Czechs Delay Rate Hike to Wait for More Clarity on Global Risks
(Bloomberg) -- The Czech central bank kept borrowing costs unchanged, declining to resume Europe’s fastest monetary-tightening campaign as it waits for more clarity about global the economic slowdown and domestic inflation risks.
The cautious approach mirrors the attitude of major central banks after the U.S. Federal Reserve and the European Central Bank scaled back plans for tighter monetary policy this month. Policy makers in Prague held the benchmark rate at 1.75 percent on Thursday, extending a pause for a third meeting and in line with investors’ bets and the forecasts of most analysts.
Governor Jiri Rusnok said the global economic slowdown and a possible waning of domestic consumer-price pressures represented downside risks to the bank’s inflation forecast. He added that the central bank could still raise rates as many as a two times this year, or alternatively, hold them steady.
Growing signals of a deeper slowdown in the Czech Republic’s main trading partners, combined with a decline in domestic consumption and weaker-than-expected wage data were the main reasons for holding pat, according to the governor.
“On top of that, a number of uncertainties in the external environment, which also speak in favor of waiting with a potential rate increase, have rather grown,” Rusnok said. “There aren’t fewer uncertainties, they are maybe even more complex than before.”
Consumer-price growth accelerated to its fastest pace in 16 months in February, with core inflation running at a record-high. But several rate setters have urged caution over the effects of a slowdown in the euro zone, where Germany takes about a third of Czech exports alone.
Like at the previous two meetings, two central bankers sought a quarter-point rate increase but were again outvoted. While the debate featured arguments for raising rates, there were also worries that the bank could be forced to cut them later this year. In that situation, Rusnok said he preferred stability over fluctuations.

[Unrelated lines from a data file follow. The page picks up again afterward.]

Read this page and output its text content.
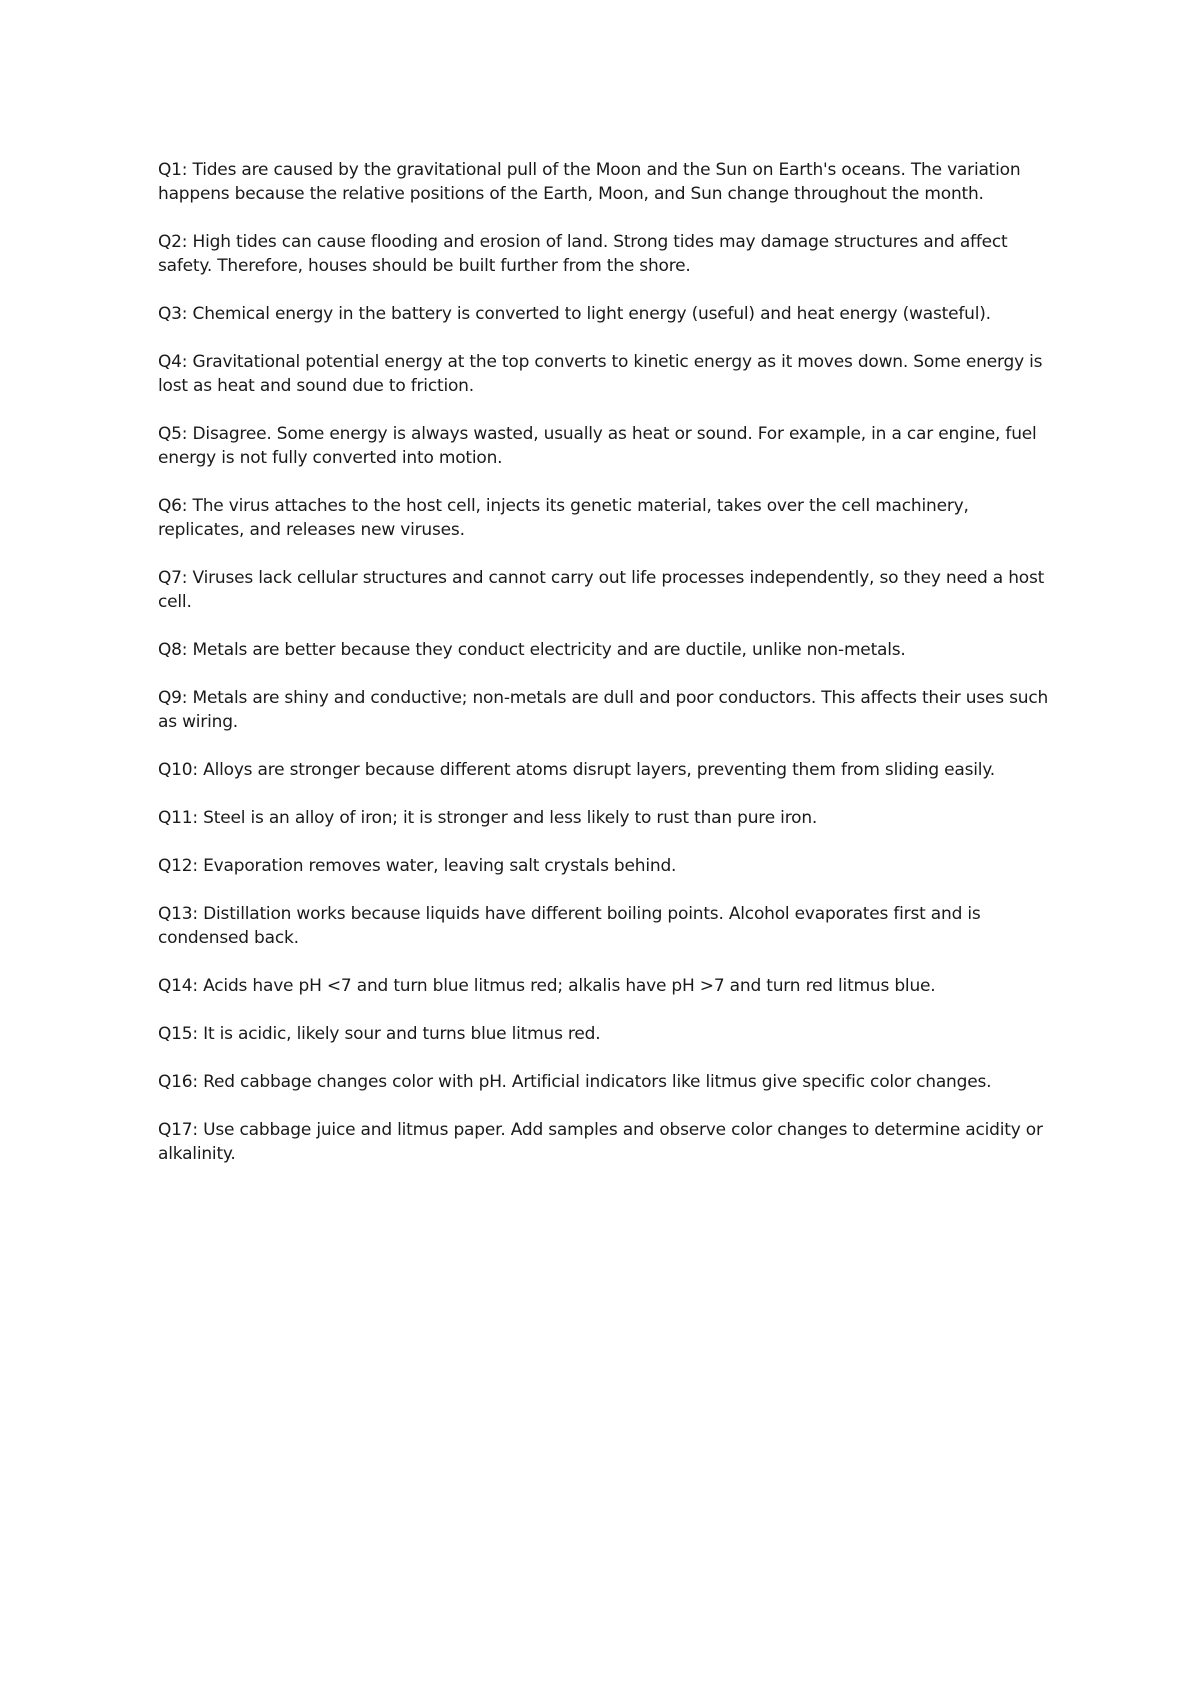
Q1: Tides are caused by the gravitational pull of the Moon and the Sun on Earth's oceans. The variation happens because the relative positions of the Earth, Moon, and Sun change throughout the month.
Q2: High tides can cause flooding and erosion of land. Strong tides may damage structures and affect safety. Therefore, houses should be built further from the shore.
Q3: Chemical energy in the battery is converted to light energy (useful) and heat energy (wasteful).
Q4: Gravitational potential energy at the top converts to kinetic energy as it moves down. Some energy is lost as heat and sound due to friction.
Q5: Disagree. Some energy is always wasted, usually as heat or sound. For example, in a car engine, fuel energy is not fully converted into motion.
Q6: The virus attaches to the host cell, injects its genetic material, takes over the cell machinery, replicates, and releases new viruses.
Q7: Viruses lack cellular structures and cannot carry out life processes independently, so they need a host cell.
Q8: Metals are better because they conduct electricity and are ductile, unlike non-metals.
Q9: Metals are shiny and conductive; non-metals are dull and poor conductors. This affects their uses such as wiring.
Q10: Alloys are stronger because different atoms disrupt layers, preventing them from sliding easily.
Q11: Steel is an alloy of iron; it is stronger and less likely to rust than pure iron.
Q12: Evaporation removes water, leaving salt crystals behind.
Q13: Distillation works because liquids have different boiling points. Alcohol evaporates first and is condensed back.
Q14: Acids have pH <7 and turn blue litmus red; alkalis have pH >7 and turn red litmus blue.
Q15: It is acidic, likely sour and turns blue litmus red.
Q16: Red cabbage changes color with pH. Artificial indicators like litmus give specific color changes.
Q17: Use cabbage juice and litmus paper. Add samples and observe color changes to determine acidity or alkalinity.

Other central banks in eastern Europe are treading carefully too. The meeting in Prague took place just two days after regional peer Hungary signaled caution by adopting measures that both curbed part of its monetary stimulus and introduced new steps to boost debt markets.
The koruna remains a factor that may influence future rate decisions, Rusnok said. After its weakness was a key driver of last year’s rate increases, it has stuck close to the central bank’s expectations this quarter.
The next chance to resume monetary tightening will be at the beginning of May, when rate setters will review the quarterly update of the central bank’s forecasts. That could give a clearer outlook for the future interest-rate path, and Rusnok said he couldn’t rule out holding borrowing costs unchanged or raising them.
“For now, it certainly doesn’t look that we would consider a cut,” he said.